Nützliche Informationen zu 0-switch coverage findet man hier. Von 0-switch coverage wird dann gesprochen, wenn eine Menge von Testfällen alle Sequenzen von Zustandsübergängen testen, bei denen es von einem Startzustand direkt in einen Zielzustand geht. Die für 0-switch coverage benötigte Anzahl der Testfälle wird ermittelt, wenn man in jedem Status des Zustandsübergangsdiagramms überlegt, in welchen weiteren Status es gehen könnte. Es handelt sich also um ein Maß der Testabdeckung.

Startzustand –> Zielzustand

Beispiele aus der Menge der für 0-switch coverage benötigten Testfälle zu obigen Zustandsübergangsdiagramms:

Startzustand Zielzustand
bereit warten auf Geld
warten auf Geld warten auf Geld
warten auf Geld bereit

Weitere Beispiele zu 0-switch coverage für die ISTQB Zertifizierung gibt es auf der Lernplattform.

1.8 1-switch coverage

Von 1-switch coverage wird dann gesprochen, wenn eine Menge von Testfällen alle Sequenzen von Zustandsübergängen testen, bei denen es von einem Startzustand über einen Zwischenzustand in einen Zielzustand geht. Die für 1-switch coverage benötigte Anzahl der Testfälle wird ermittelt, wenn man in jedem Status des Zustandsübergangsdiagramms überlegt, wohin der Zustand mit 2 Schritten wechseln kann. Es handelt sich also um ein Maß der Testabdeckung.

Startzustand –> Zwischenzustand –> Zielzustand

Beispiele aus der Menge der für 1-switch coverage benötigten Testfälle zu obigen Zustandsübergangsdiagramms:

Startzustand Zwischenzustand Zielzustand
bereit warten auf Geld warten auf Geld
bereit warten auf Geld bereit
warten auf Geld warten auf Geld warten auf Geld
warten auf Geld warten auf Geld bereit
warten auf Geld bereit warten auf Geld

Eine Beispielaufgabe für 1-switch coverage für certified tester habe ich auch wieder verlinkt.

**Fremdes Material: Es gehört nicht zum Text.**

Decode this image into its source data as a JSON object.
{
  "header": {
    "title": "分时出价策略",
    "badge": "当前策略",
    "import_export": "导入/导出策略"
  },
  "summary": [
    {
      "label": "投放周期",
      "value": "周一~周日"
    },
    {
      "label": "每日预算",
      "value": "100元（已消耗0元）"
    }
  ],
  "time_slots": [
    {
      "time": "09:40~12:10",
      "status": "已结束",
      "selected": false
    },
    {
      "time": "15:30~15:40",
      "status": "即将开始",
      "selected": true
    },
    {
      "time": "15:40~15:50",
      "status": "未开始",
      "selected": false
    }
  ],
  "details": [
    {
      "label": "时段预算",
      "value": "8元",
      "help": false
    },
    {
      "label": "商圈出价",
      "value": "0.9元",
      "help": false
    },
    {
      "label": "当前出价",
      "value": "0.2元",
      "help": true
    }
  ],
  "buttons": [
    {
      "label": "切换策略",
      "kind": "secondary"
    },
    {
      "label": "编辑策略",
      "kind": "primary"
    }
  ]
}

Bei Fragen und Anregungen könnt ihr mir einfach einen Kommentar hinterlassen! Vielen Dank für das Lesen!

5 Gedanken zu „Der zustandsbasierte Test in der Praxis

  1. Hi Stefan,
    im Kommentar steht:
    „(ist in Pfeilrichtigung; S4 nach S1 ginge nicht)“

    Gemeint ist:
    „(ist in Pfeilrichtigung; S1 nach S4 ginge nicht)“

    Schöne Grüße
    Uli

  2. Hallo erstmals.

    Erstamls vielen vielen Dank für deine Anwort und für die Mühe.

    Eine letzte Frage hätte ich noch bezüglich Frage 2 zum o Switch-Coverage.

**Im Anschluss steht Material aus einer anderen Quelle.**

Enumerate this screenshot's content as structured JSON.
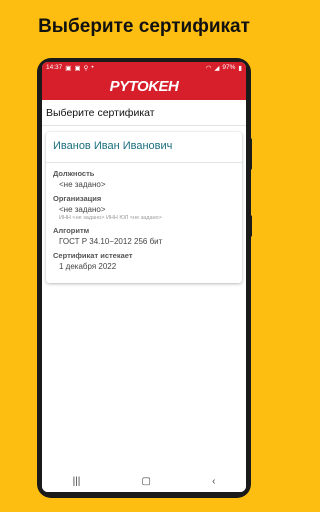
{
  "promo": {
    "title": "Выберите сертификат"
  },
  "status_bar": {
    "time": "14:37",
    "battery": "97%"
  },
  "app": {
    "logo_text": "PYTOKEH"
  },
  "screen": {
    "header": "Выберите сертификат"
  },
  "certificate": {
    "owner": "Иванов Иван Иванович",
    "position_label": "Должность",
    "position_value": "<не задано>",
    "org_label": "Организация",
    "org_value": "<не задано>",
    "org_ids": "ИНН <не задано>  ИНН ЮЛ <не задано>",
    "algorithm_label": "Алгоритм",
    "algorithm_value": "ГОСТ Р 34.10−2012 256 бит",
    "expires_label": "Сертификат истекает",
    "expires_value": "1 декабря 2022"
  },
  "nav": {
    "recents_icon": "recent-apps-icon",
    "home_icon": "home-icon",
    "back_icon": "back-icon"
  },
  "colors": {
    "background": "#FDBE11",
    "brand_red": "#D71F2B",
    "name_teal": "#1a6e7e"
  }
}
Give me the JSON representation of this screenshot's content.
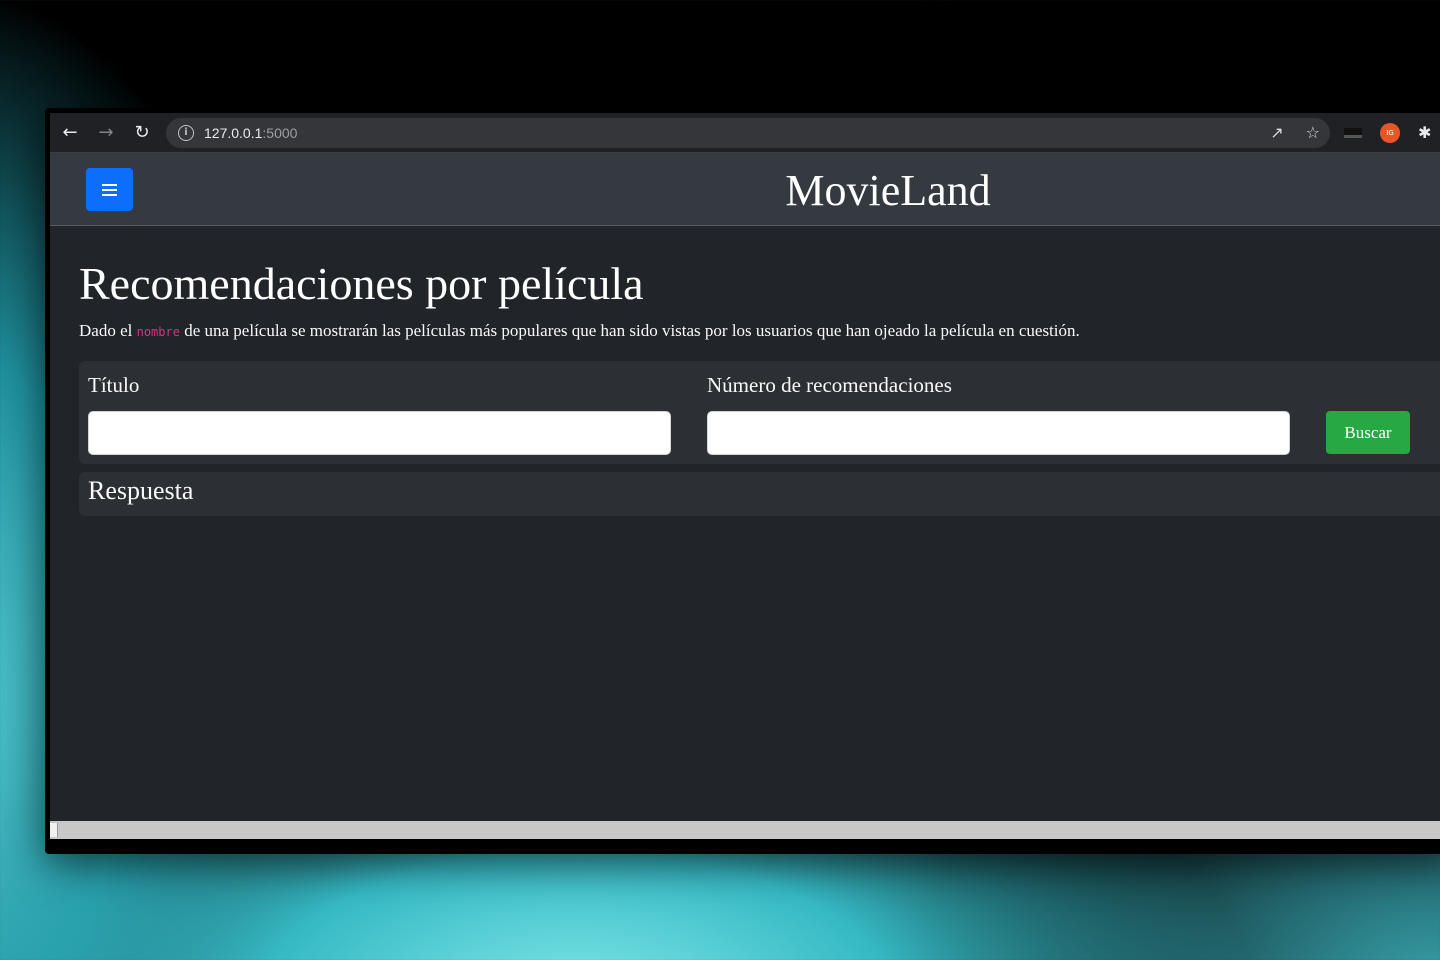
{
  "browser": {
    "url_host": "127.0.0.1",
    "url_port": ":5000",
    "icons": [
      "back-arrow-icon",
      "forward-arrow-icon",
      "reload-icon",
      "info-icon",
      "share-icon",
      "star-icon",
      "extension-icon",
      "puzzle-icon"
    ],
    "extension_badge": "IG"
  },
  "navbar": {
    "brand": "MovieLand",
    "menu_color": "#0d6efd"
  },
  "page": {
    "title": "Recomendaciones por película",
    "description_before": "Dado el ",
    "description_code": "nombre",
    "description_after": " de una película se mostrarán las películas más populares que han sido vistas por los usuarios que han ojeado la película en cuestión."
  },
  "form": {
    "title_label": "Título",
    "title_value": "",
    "count_label": "Número de recomendaciones",
    "count_value": "",
    "search_label": "Buscar",
    "search_color": "#28a745"
  },
  "answer": {
    "title": "Respuesta"
  }
}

    Die richtige Antwort war ja von S3 nach S4.
    Welche andere Möglichkeiten hätte man?
    Von S1 nach S2 hatte ich schon angegeben.

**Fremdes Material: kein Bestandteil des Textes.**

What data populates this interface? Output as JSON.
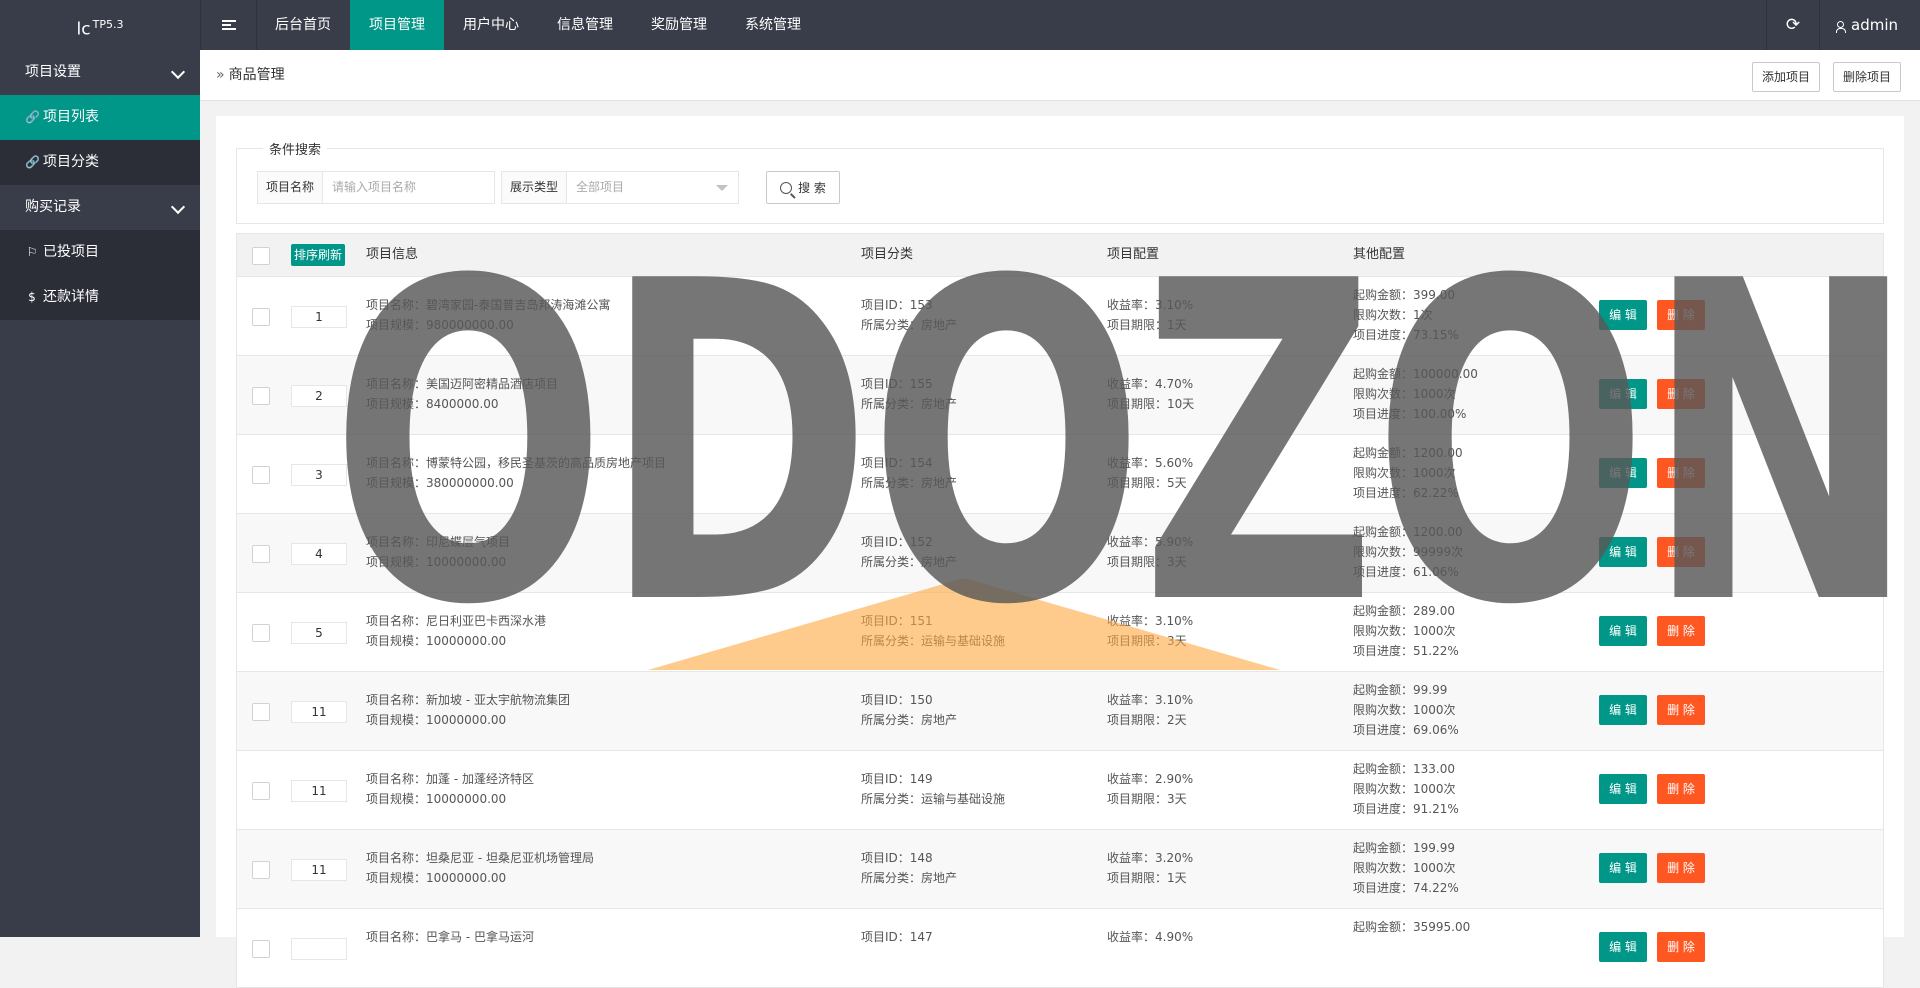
{
  "app": {
    "logo": "lc",
    "version": "TP5.3"
  },
  "topnav": [
    "后台首页",
    "项目管理",
    "用户中心",
    "信息管理",
    "奖励管理",
    "系统管理"
  ],
  "topnav_active_index": 1,
  "user": {
    "name": "admin",
    "refresh_icon": "⟳"
  },
  "sidebar": {
    "groups": [
      {
        "label": "项目设置",
        "items": [
          {
            "label": "项目列表",
            "icon": "link-icon",
            "active": true
          },
          {
            "label": "项目分类",
            "icon": "link-icon",
            "active": false
          }
        ]
      },
      {
        "label": "购买记录",
        "items": [
          {
            "label": "已投项目",
            "icon": "flag-icon",
            "active": false
          },
          {
            "label": "还款详情",
            "icon": "dollar-icon",
            "active": false
          }
        ]
      }
    ]
  },
  "breadcrumb": {
    "label": "商品管理"
  },
  "header_buttons": {
    "add": "添加项目",
    "delete": "删除项目"
  },
  "search": {
    "legend": "条件搜索",
    "name_label": "项目名称",
    "name_placeholder": "请输入项目名称",
    "type_label": "展示类型",
    "type_value": "全部项目",
    "button": "搜 索"
  },
  "table": {
    "sort_button": "排序刷新",
    "columns": [
      "项目信息",
      "项目分类",
      "项目配置",
      "其他配置"
    ],
    "edit_label": "编 辑",
    "delete_label": "删 除",
    "rows": [
      {
        "sort": "1",
        "name": "项目名称：碧湾家园-泰国普吉岛邦涛海滩公寓",
        "scale": "项目规模：980000000.00",
        "id": "项目ID：153",
        "category": "所属分类：房地产",
        "rate": "收益率：3.10%",
        "period": "项目期限：1天",
        "min": "起购金额：399.00",
        "limit": "限购次数：1次",
        "progress": "项目进度：73.15%"
      },
      {
        "sort": "2",
        "name": "项目名称：美国迈阿密精品酒店项目",
        "scale": "项目规模：8400000.00",
        "id": "项目ID：155",
        "category": "所属分类：房地产",
        "rate": "收益率：4.70%",
        "period": "项目期限：10天",
        "min": "起购金额：100000.00",
        "limit": "限购次数：1000次",
        "progress": "项目进度：100.00%"
      },
      {
        "sort": "3",
        "name": "项目名称：博蒙特公园，移民圣基茨的高品质房地产项目",
        "scale": "项目规模：380000000.00",
        "id": "项目ID：154",
        "category": "所属分类：房地产",
        "rate": "收益率：5.60%",
        "period": "项目期限：5天",
        "min": "起购金额：1200.00",
        "limit": "限购次数：1000次",
        "progress": "项目进度：62.22%"
      },
      {
        "sort": "4",
        "name": "项目名称：印尼蝶层气项目",
        "scale": "项目规模：10000000.00",
        "id": "项目ID：152",
        "category": "所属分类：房地产",
        "rate": "收益率：5.90%",
        "period": "项目期限：3天",
        "min": "起购金额：1200.00",
        "limit": "限购次数：99999次",
        "progress": "项目进度：61.06%"
      },
      {
        "sort": "5",
        "name": "项目名称：尼日利亚巴卡西深水港",
        "scale": "项目规模：10000000.00",
        "id": "项目ID：151",
        "category": "所属分类：运输与基础设施",
        "rate": "收益率：3.10%",
        "period": "项目期限：3天",
        "min": "起购金额：289.00",
        "limit": "限购次数：1000次",
        "progress": "项目进度：51.22%"
      },
      {
        "sort": "11",
        "name": "项目名称：新加坡 - 亚太宇航物流集团",
        "scale": "项目规模：10000000.00",
        "id": "项目ID：150",
        "category": "所属分类：房地产",
        "rate": "收益率：3.10%",
        "period": "项目期限：2天",
        "min": "起购金额：99.99",
        "limit": "限购次数：1000次",
        "progress": "项目进度：69.06%"
      },
      {
        "sort": "11",
        "name": "项目名称：加蓬 - 加蓬经济特区",
        "scale": "项目规模：10000000.00",
        "id": "项目ID：149",
        "category": "所属分类：运输与基础设施",
        "rate": "收益率：2.90%",
        "period": "项目期限：3天",
        "min": "起购金额：133.00",
        "limit": "限购次数：1000次",
        "progress": "项目进度：91.21%"
      },
      {
        "sort": "11",
        "name": "项目名称：坦桑尼亚 - 坦桑尼亚机场管理局",
        "scale": "项目规模：10000000.00",
        "id": "项目ID：148",
        "category": "所属分类：房地产",
        "rate": "收益率：3.20%",
        "period": "项目期限：1天",
        "min": "起购金额：199.99",
        "limit": "限购次数：1000次",
        "progress": "项目进度：74.22%"
      },
      {
        "sort": "",
        "name": "项目名称：巴拿马 - 巴拿马运河",
        "scale": "",
        "id": "项目ID：147",
        "category": "",
        "rate": "收益率：4.90%",
        "period": "",
        "min": "起购金额：35995.00",
        "limit": "",
        "progress": ""
      }
    ]
  },
  "watermark": "ODOZON",
  "colors": {
    "accent": "#009688",
    "danger": "#ff5722",
    "dark": "#393d49"
  }
}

    Ginge auch > von S4 nach S1?

    Angenommen wir hätten die Zustandsübergangstabelle von der Frage 1.
    Welche Möglichkeiten hätte man hier bezüglich 0-Switch-Coverage?

    Wären > von S1 nach S2
    oder > von S2 nach S3
    oder > von S3 nach S4
    oder > von S4 nach S1

    auch gültig?

    Auf eine baldige Antwort würde ich mich sehr freuen und wäre dir sehr dankbar.

    MfG
    Jo

  3. Servus.

    Ich habe da eine Frage zum 1-switch coverage.
    Irgendwie kann ich das nicht nachvollziehen.

    Ich habe mir die Musterfragen angeschaut und zwei Fragen haben mir Kopfzerbrechen bereitet.
    Die Frage war: Gegeben ist eine Zustandübergangstabelle mit 4 Zuständen (S1 bis S4) und 5
    Zustandsübergängen (A bis E):

    A B C D F

    S1 S2

    S2 S1

    S2 S3

    S3 S4

    S4 S1

    Wie viele gültige 1-switch Coverage gibt es laut Zustandübergangstabelle?

    Die Antwort heisst > 6
    Aber irgendwie komme ich da nicht drauf wieso.

    Bei der zweiten Frage ging es um 0-switch coverage. Die Zustandübergangstabelle war wie folgt:
    A B C D E

    S1 S2

    S2 S1

    S2 S1

    S3 S4

    S4 S1

    Welches ist ein gültiger 0-switch coverage?
    Die Lösung ist > Von S3 nach S4

    Nun die Frage ist, wäre von S1 nach S2 auch richtig in diese Tabelle, falls diese Option auch bestünde auch richtig?
    Ich hoffe ich habe das Prinzip 0-switch coverage auch richtig verstanden.

    Ich wäre dir sehr dankbar und würde mich sehr freuen, wenn du mir erklären könntest wie man darauf kommt.